The Sydney company has about 1600 employees, with 100 in its head office. Cue, which has had just four head designers in its 44-year history, has close relationships with its suppliers, many of which it has worked with for decades.

“Underpinning our success is the fact that we are very tightly run . . .  very lean,” Levis says. “We have high profitability . . .  and very little unsold stock or wasted fabric.

“It is also no accident that before David [Kesby] was [appointed] CEO he was the chief financial officer. Next to design, his second most important goal is the bottom line.”

By keeping most manufacturing in Australia (a small proportion of Cue products, such as some accessories and knitwear are produced overseas because they can’t be made locally) Cue, led by design director and head of brand Debi Rolle, is able to control the brand’s “look” as well as adapting new styles to test in stores.

“She has grown up with us and lives and breathes Cue,” Kesby says. “We are very consistent with our approach. It is a very creative place, everything is done manually and it is very design driven.

“We have between 30 and 35 new styles delivered to our stores every week. We can afford to do that because of the small production runs.”

The retailer’s relationship with department store Myer, which began in the early 1970s, has also contributed to its success, Kesby says.
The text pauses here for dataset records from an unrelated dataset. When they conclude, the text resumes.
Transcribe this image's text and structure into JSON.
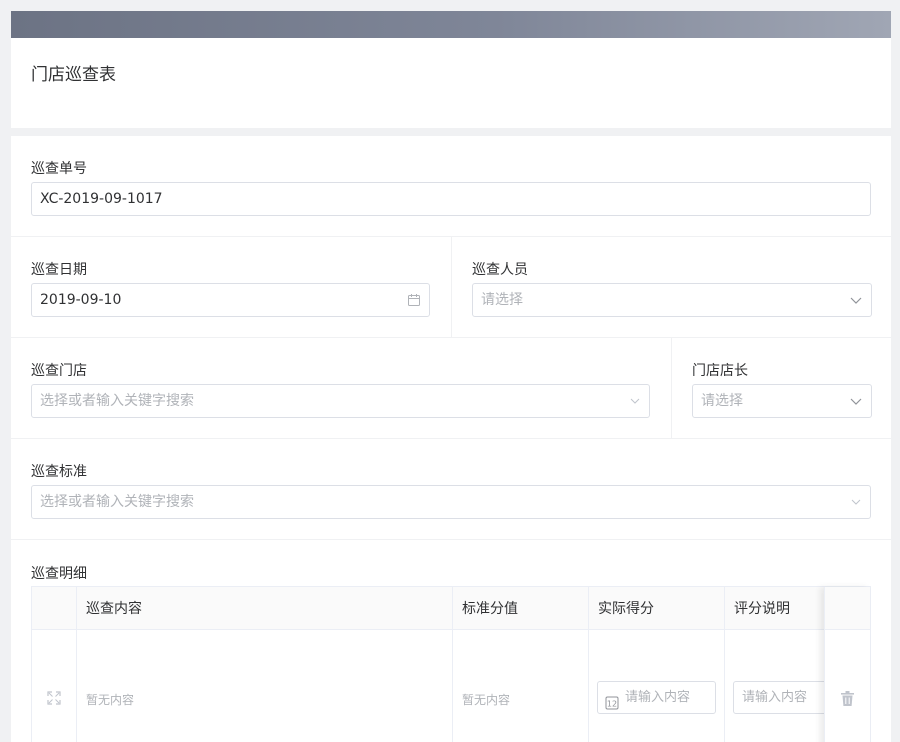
{
  "page": {
    "title": "门店巡查表"
  },
  "form": {
    "inspection_no": {
      "label": "巡查单号",
      "value": "XC-2019-09-1017"
    },
    "inspection_date": {
      "label": "巡查日期",
      "value": "2019-09-10"
    },
    "inspector": {
      "label": "巡查人员",
      "placeholder": "请选择"
    },
    "store": {
      "label": "巡查门店",
      "placeholder": "选择或者输入关键字搜索"
    },
    "manager": {
      "label": "门店店长",
      "placeholder": "请选择"
    },
    "standard": {
      "label": "巡查标准",
      "placeholder": "选择或者输入关键字搜索"
    }
  },
  "details": {
    "label": "巡查明细",
    "columns": [
      "巡查内容",
      "标准分值",
      "实际得分",
      "评分说明"
    ],
    "row": {
      "content": "暂无内容",
      "standard_score": "暂无内容",
      "actual_score_placeholder": "请输入内容",
      "remark_placeholder": "请输入内容"
    }
  },
  "colors": {
    "accent_bar": "#6c7384",
    "border": "#dcdfe6",
    "placeholder": "#b0b3b8"
  }
}
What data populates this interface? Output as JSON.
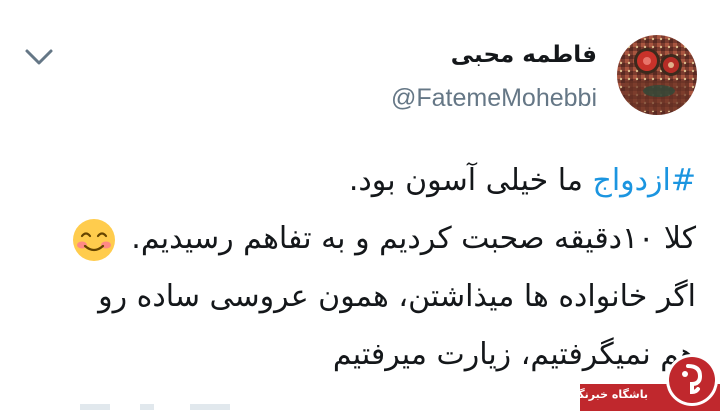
{
  "author": {
    "display_name": "فاطمه محبی",
    "handle": "@FatemeMohebbi"
  },
  "tweet": {
    "hashtag_symbol": "#",
    "hashtag_text": "ازدواج",
    "line1_rest": " ما خیلی آسون بود.",
    "line2": "کلا ۱۰دقیقه صحبت کردیم و به تفاهم رسیدیم.",
    "line3": "اگر خانواده ها میذاشتن، همون عروسی ساده رو",
    "line4": "هم نمیگرفتیم، زیارت میرفتیم",
    "emoji": "smiling-face-with-smiling-eyes"
  },
  "watermark": {
    "text": "باشگاه خبرنگاران"
  },
  "colors": {
    "link": "#1b95e0",
    "text": "#14171a",
    "secondary": "#657786",
    "watermark": "#c0282d"
  }
}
The first brand to operate a concession model through the department store, it continues to be the only brand to have an exclusive arrangement with the retailer in all of its stores.

“They would buy the clothing upfront, so I didn’t have to count the capitalisation personally – it was an excellent model. Myer has been very good to me. You hear bad stories but we have been very fortunate. They let us have a lot of freedom and have been very good to us.”

As its customers pointed out, moving manufacturing offshore would have a disastrous impact on Cue, according to Kesby.

The flexibility created by manufacturing locally means that production runs range from about 150 for edgy designer items to 600 for dresses and 2000 for basic black pants.

“If we were offshore we wouldn’t have the flexibility to repeat and change designs,” Kesby says.

“We continuing to test everything we do. We have a model where if a design doesn’t work, it doesn’t matter. We can move on to something different. Our customers love that.”